2

We are using tensorflow C API version 1.13.1 from here https://www.tensorflow.org/install/lang_c

Our neural network model frozen_graph.pb size is 230mb with MobileNet architecture. When we loading it, tensorflow allocates about 1.1 gb on first session run, and than memory allocation reduces to ~900mb and remains in this value.

We tried graph transform tool from here https://github.com/tensorflow/tensorflow/blob/master/tensorflow/tools/graph_transforms/README.md to optimize graph. But only quantization seems to be effective to reduce also model size, also memory usage.But occasionally we can't use it as quantization reduces model accuracy by 15%.

As we currently think the only way to reduce model size and do not drastically affect accuracy is.

1)Move to another back end like MXNET etc...

2)Use knowledge distillation technique to retrain small models. https://arxiv.org/pdf/1503.02531.pdf

We are expecting that memory allocation for single model do not exceeds 150% of binary size.
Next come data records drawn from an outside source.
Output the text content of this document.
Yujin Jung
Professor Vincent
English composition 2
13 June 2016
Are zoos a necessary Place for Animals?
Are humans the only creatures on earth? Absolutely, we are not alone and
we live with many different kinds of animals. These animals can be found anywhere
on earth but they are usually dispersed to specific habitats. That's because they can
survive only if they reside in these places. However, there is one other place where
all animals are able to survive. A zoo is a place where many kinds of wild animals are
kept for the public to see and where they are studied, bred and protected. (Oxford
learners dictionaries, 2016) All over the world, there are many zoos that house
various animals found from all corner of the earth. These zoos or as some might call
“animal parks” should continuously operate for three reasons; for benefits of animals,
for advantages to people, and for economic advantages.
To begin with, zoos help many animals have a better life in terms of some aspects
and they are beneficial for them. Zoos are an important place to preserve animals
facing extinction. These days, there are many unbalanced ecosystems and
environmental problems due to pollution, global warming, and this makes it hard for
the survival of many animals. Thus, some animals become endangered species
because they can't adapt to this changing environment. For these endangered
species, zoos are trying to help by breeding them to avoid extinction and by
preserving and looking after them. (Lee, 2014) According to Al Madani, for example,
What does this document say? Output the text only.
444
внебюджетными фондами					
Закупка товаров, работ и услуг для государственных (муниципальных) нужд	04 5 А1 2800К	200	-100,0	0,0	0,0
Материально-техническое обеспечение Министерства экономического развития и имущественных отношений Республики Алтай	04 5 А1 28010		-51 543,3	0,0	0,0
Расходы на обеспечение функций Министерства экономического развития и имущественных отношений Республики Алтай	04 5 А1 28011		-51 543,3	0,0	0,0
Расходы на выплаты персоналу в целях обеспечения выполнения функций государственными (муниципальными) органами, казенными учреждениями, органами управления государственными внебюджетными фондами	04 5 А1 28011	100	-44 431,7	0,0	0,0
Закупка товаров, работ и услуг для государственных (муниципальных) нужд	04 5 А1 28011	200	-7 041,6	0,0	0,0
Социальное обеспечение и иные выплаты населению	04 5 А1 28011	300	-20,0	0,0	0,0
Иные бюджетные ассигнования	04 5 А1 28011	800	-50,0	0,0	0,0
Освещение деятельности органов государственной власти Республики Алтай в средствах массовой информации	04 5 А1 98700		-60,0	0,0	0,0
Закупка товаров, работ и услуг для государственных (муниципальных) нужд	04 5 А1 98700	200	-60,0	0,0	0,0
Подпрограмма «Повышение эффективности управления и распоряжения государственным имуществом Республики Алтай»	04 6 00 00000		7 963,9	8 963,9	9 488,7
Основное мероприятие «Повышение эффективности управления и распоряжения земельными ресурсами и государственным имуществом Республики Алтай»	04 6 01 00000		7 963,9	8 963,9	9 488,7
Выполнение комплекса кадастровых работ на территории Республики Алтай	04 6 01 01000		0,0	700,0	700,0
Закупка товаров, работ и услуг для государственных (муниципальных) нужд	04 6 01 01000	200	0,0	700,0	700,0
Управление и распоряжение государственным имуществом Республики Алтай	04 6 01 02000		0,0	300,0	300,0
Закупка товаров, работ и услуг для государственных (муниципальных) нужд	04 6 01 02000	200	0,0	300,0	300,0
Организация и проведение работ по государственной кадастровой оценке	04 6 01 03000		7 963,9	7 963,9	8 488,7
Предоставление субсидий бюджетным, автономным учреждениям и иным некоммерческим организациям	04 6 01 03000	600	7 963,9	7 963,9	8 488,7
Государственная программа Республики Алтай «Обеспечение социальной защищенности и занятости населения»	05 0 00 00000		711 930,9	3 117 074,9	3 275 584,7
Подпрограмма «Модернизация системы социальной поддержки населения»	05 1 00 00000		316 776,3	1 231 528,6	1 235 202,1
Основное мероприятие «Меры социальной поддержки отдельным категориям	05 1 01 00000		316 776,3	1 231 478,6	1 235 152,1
Any solution acceptable. Thank you.

user10333
  • 331
  • 1
  • 9
  • *"We are expecting that memory allocation for single model do not exceeds 150% of binary size"* - Why? – Holt May 27 '19 at 16:41
  • Because we have to support multiple instance of same model in server so we have to diminish memory as much as possible – user10333 May 28 '19 at 06:06
  • I am not asking why you want to reduce the model memory consumption, but why you assume that the model in memory should be at most 150% the size of the model in its binary form? – Holt May 28 '19 at 07:05
  • Because i wrote my small back end in c++ and there memory usage not exceeds 140% of binary model size. – user10333 May 28 '19 at 11:58
  • Also mxnet is the same not more then 170% memory allocated for models – user10333 Jun 11 '19 at 08:00

0 Answers0